Not sure if you have stills or rotation images, but if you have stills the ewald offset metadata are really essential for good scaling.

Let me know if this solves your problem. I'll leave this issue open and try to add some more info into the CLI help next week.

ElkeDeZitter commented 10 months ago

Hi @kmdalton ,

Thank you for the response and further explanation which is very helpful (how to get all metadata keys, difference between s1x and s1y vs XDET and YDET). Now careless runs fine with my stream file, which containing still images (thus I provided ewald_offset,angular_ewald_offset).

I haven't tested the case of multiple stream files.

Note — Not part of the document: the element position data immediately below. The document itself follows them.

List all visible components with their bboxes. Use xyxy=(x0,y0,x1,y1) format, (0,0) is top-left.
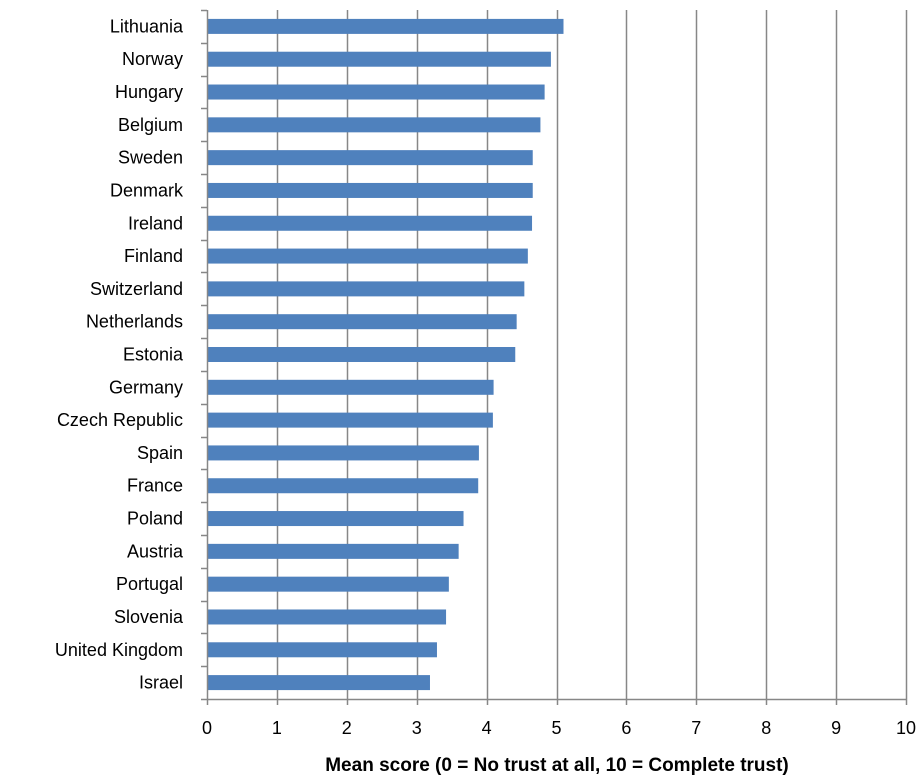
x-tick-label-2: 2 xyxy=(342,718,352,738)
category-label-switzerland: Switzerland xyxy=(90,279,183,299)
category-label-norway: Norway xyxy=(122,49,183,69)
bar-finland xyxy=(208,248,528,264)
bar-spain xyxy=(208,445,479,461)
bar-france xyxy=(208,478,479,494)
category-label-lithuania: Lithuania xyxy=(110,16,184,36)
x-tick-label-5: 5 xyxy=(551,718,561,738)
category-label-poland: Poland xyxy=(127,509,183,529)
bar-austria xyxy=(208,543,459,559)
category-label-finland: Finland xyxy=(124,246,183,266)
bar-switzerland xyxy=(208,281,525,297)
bar-israel xyxy=(208,675,430,691)
bar-sweden xyxy=(208,150,533,166)
category-label-portugal: Portugal xyxy=(116,574,183,594)
bar-netherlands xyxy=(208,314,517,330)
bar-norway xyxy=(208,51,551,67)
category-label-hungary: Hungary xyxy=(115,82,183,102)
bar-portugal xyxy=(208,576,449,592)
x-tick-label-10: 10 xyxy=(896,718,916,738)
category-label-sweden: Sweden xyxy=(118,148,183,168)
x-tick-label-6: 6 xyxy=(621,718,631,738)
category-label-belgium: Belgium xyxy=(118,115,183,135)
x-tick-label-0: 0 xyxy=(202,718,212,738)
bar-denmark xyxy=(208,182,533,198)
category-label-netherlands: Netherlands xyxy=(86,312,183,332)
x-tick-label-4: 4 xyxy=(482,718,492,738)
bars xyxy=(208,18,564,691)
x-tick-label-7: 7 xyxy=(691,718,701,738)
category-label-france: France xyxy=(127,476,183,496)
category-label-united-kingdom: United Kingdom xyxy=(55,640,183,660)
category-label-germany: Germany xyxy=(109,377,183,397)
x-tick-label-8: 8 xyxy=(761,718,771,738)
axes xyxy=(201,9,908,705)
x-tick-label-9: 9 xyxy=(831,718,841,738)
category-label-austria: Austria xyxy=(127,541,184,561)
category-label-slovenia: Slovenia xyxy=(114,607,184,627)
bar-poland xyxy=(208,511,464,527)
x-tick-label-3: 3 xyxy=(412,718,422,738)
bar-ireland xyxy=(208,215,533,231)
x-tick-label-1: 1 xyxy=(272,718,282,738)
category-label-estonia: Estonia xyxy=(123,345,184,365)
x-tick-labels: 0 1 2 3 4 5 6 7 8 9 10 xyxy=(202,718,916,738)
bar-czech-republic xyxy=(208,412,493,428)
category-label-czech-republic: Czech Republic xyxy=(57,410,183,430)
category-label-israel: Israel xyxy=(139,673,183,693)
bar-hungary xyxy=(208,84,545,100)
bar-slovenia xyxy=(208,609,447,625)
category-label-denmark: Denmark xyxy=(110,180,184,200)
category-label-spain: Spain xyxy=(137,443,183,463)
bar-estonia xyxy=(208,347,516,362)
x-axis-title: Mean score (0 = No trust at all, 10 = Co… xyxy=(325,755,789,776)
bar-belgium xyxy=(208,117,541,133)
bar-lithuania xyxy=(208,18,564,34)
bar-united-kingdom xyxy=(208,642,437,658)
category-label-ireland: Ireland xyxy=(128,213,183,233)
category-labels: Lithuania Norway Hungary Belgium Sweden Denma… xyxy=(55,16,184,692)
bar-germany xyxy=(208,379,494,395)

kmdalton commented 10 months ago

Great! Don't hesitate to reach out for tips. The best/worst thing about careless is that it has a lot of knobs you can tweak. Happy to offer some suggestions. For instance, we have found that using positional encoding on some of the metadata can help with merging serial synchrotron data. You can do this like:

--positional-encoding-keys="s1x,s1y" \
--positional-encoding-frequencies=5

This will add a lot of additional columns to the metadata behind the scenes. Because careless uses the width of the metadata matrix as the default for the width of the neural net layers, this can use a lot of memory if you don't pair it with the --mlp-width flag to override the default. For instance:


--positional-encoding-keys="s1x,s1y" \
--positional-encoding-frequencies=5 \
--mlp-width=10

10 is a pessimistic value. You can often get away with narrower nets if you're memory limited.